La Commission nationale de l'informatique et des libertés (CNIL) et le Comité consultatif national d'éthique (CCNE) seront inévitablement amenés à se prononcer sur les conditions dans lesquelles ces données pourront être collectées, conservées et utilisées dans un cadre judiciaire. Les principes de proportionnalité et de nécessité, fondamentaux en droit français, devront guider l'élaboration de ce cadre normatif, afin d'éviter que cette technologie prometteuse ne devienne un instrument de surveillance généralisée.
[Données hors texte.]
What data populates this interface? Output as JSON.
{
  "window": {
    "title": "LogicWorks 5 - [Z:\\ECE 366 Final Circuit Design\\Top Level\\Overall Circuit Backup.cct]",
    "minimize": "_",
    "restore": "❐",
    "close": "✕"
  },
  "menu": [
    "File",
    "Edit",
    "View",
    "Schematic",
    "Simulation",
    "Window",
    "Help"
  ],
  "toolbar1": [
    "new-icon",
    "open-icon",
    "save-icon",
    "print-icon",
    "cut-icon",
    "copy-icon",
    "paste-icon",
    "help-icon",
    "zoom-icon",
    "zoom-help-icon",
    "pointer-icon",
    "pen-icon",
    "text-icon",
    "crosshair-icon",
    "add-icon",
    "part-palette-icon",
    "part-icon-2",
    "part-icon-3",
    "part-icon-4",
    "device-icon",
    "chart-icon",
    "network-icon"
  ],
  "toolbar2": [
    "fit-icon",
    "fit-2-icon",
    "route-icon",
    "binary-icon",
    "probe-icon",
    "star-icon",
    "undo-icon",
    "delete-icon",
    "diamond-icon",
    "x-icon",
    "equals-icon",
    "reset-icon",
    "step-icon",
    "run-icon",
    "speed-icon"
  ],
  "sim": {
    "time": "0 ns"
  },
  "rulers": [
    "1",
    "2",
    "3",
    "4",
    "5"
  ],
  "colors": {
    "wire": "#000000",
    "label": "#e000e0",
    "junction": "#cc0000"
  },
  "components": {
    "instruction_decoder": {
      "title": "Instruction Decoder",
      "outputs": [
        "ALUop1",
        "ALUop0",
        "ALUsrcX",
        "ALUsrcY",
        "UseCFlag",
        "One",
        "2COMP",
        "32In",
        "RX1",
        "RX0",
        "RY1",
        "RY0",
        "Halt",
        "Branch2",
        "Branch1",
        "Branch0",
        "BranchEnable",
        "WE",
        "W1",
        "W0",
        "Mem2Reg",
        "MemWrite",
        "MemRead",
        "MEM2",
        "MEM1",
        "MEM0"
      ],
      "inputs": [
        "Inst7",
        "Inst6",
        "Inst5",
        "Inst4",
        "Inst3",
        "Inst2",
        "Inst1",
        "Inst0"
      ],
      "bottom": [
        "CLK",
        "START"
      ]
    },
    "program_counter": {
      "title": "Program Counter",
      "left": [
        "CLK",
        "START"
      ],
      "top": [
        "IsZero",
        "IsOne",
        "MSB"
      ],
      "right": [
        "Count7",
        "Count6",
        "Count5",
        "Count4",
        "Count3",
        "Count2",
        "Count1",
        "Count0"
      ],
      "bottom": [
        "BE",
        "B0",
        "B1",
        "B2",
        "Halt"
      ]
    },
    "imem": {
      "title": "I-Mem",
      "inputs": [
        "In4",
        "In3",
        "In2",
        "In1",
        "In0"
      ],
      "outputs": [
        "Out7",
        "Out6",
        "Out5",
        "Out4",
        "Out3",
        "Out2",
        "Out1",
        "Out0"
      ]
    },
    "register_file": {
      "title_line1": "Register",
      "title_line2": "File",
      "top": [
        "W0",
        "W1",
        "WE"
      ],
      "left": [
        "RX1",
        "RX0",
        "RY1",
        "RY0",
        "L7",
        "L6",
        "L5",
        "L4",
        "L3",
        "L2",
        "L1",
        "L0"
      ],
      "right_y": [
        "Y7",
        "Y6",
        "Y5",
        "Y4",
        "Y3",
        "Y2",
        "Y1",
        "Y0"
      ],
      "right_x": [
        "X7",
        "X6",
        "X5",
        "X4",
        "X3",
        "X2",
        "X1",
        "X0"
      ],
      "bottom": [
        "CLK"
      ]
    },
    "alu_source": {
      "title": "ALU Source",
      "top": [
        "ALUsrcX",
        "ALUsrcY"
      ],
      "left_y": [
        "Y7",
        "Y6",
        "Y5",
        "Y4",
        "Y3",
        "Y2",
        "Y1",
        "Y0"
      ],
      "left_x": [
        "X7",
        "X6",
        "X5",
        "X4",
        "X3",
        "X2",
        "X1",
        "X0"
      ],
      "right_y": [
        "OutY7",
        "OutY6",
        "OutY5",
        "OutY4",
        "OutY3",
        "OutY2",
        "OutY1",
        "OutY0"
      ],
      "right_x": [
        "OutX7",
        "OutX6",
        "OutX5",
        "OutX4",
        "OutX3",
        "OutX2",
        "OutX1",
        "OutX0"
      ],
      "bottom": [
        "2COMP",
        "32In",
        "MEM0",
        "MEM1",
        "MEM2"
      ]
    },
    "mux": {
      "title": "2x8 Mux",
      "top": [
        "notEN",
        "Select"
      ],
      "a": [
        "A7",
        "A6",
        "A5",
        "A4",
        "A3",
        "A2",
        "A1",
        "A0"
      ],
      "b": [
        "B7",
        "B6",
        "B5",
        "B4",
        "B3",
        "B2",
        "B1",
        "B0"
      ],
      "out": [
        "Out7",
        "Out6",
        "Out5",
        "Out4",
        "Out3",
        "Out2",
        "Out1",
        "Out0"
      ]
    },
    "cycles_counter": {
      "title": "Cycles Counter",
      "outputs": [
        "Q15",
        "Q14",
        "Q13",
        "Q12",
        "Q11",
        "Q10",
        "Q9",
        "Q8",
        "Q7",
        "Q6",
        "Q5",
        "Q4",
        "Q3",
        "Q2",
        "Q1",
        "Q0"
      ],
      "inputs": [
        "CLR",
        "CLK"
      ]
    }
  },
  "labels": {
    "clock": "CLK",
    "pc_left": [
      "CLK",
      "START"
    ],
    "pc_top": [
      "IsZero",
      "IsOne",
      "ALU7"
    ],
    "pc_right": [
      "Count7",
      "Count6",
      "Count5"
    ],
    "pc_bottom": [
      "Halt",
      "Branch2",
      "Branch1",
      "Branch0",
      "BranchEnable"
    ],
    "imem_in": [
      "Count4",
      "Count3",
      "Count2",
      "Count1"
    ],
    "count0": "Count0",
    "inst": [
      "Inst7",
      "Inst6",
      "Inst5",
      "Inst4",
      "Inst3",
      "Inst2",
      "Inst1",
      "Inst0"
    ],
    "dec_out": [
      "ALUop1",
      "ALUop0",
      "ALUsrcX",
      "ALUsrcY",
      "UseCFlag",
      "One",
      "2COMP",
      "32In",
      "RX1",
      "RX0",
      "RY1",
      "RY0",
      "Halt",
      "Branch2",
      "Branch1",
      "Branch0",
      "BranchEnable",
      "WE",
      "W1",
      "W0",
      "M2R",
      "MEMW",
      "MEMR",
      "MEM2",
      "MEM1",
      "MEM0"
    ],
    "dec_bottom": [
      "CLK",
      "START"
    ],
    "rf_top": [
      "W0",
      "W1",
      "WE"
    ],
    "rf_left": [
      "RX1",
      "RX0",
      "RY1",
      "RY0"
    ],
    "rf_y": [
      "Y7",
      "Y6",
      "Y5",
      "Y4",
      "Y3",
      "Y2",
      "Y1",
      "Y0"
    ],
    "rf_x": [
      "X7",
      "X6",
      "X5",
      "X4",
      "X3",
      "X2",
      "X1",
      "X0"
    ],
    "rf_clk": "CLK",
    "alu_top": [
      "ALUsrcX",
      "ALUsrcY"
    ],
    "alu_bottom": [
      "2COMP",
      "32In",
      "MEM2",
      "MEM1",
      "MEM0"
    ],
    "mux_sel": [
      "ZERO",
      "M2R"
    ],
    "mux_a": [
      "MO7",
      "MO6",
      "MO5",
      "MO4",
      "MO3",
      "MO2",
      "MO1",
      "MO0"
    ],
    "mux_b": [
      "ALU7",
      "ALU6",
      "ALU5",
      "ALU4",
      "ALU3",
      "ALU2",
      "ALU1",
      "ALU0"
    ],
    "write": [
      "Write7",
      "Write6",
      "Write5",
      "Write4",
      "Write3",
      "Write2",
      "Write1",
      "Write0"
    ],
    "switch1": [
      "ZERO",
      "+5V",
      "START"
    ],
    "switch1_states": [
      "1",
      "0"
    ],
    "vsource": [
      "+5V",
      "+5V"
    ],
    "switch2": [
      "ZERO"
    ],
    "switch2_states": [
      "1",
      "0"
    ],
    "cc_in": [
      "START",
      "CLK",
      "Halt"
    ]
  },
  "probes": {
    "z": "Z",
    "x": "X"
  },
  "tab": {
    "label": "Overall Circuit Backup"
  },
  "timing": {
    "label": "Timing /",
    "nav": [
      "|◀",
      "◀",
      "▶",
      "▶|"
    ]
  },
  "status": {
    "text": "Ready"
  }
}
La question du consentement éclairé mérite également d'être posée : à la différence d'un prélèvement ADN classique, ordonné dans un cadre procédural précis, la collecte de données microbiomiques à partir de traces environnementales peut s'effectuer à l'insu de l'individu concerné, ce qui soulève des interrogations fondamentales quant au respect de la vie privée.

Vers une criminalistique de nouvelle génération

Le microbiome buccal illustre, avec éclat, la manière dont les avancées en génomique et en biologie moléculaire reconfigurent en profondeur les pratiques de l'investigation judiciaire. Pour les laboratoires spécialisés en génétique et en biométrie, cette évolution représente à la fois une opportunité scientifique majeure et une responsabilité éthique considérable.

Intégrer ces nouvelles approches dans une démarche rigoureuse, transparente et respectueuse des droits fondamentaux constitue le défi central des prochaines années. La science, aussi précise soit-elle, ne peut produire de preuves légitimes qu'à condition de s'inscrire dans un cadre éthique et réglementaire solide — une conviction que partagent les professionnels engagés dans le développement d'une criminalistique génétique responsable en France.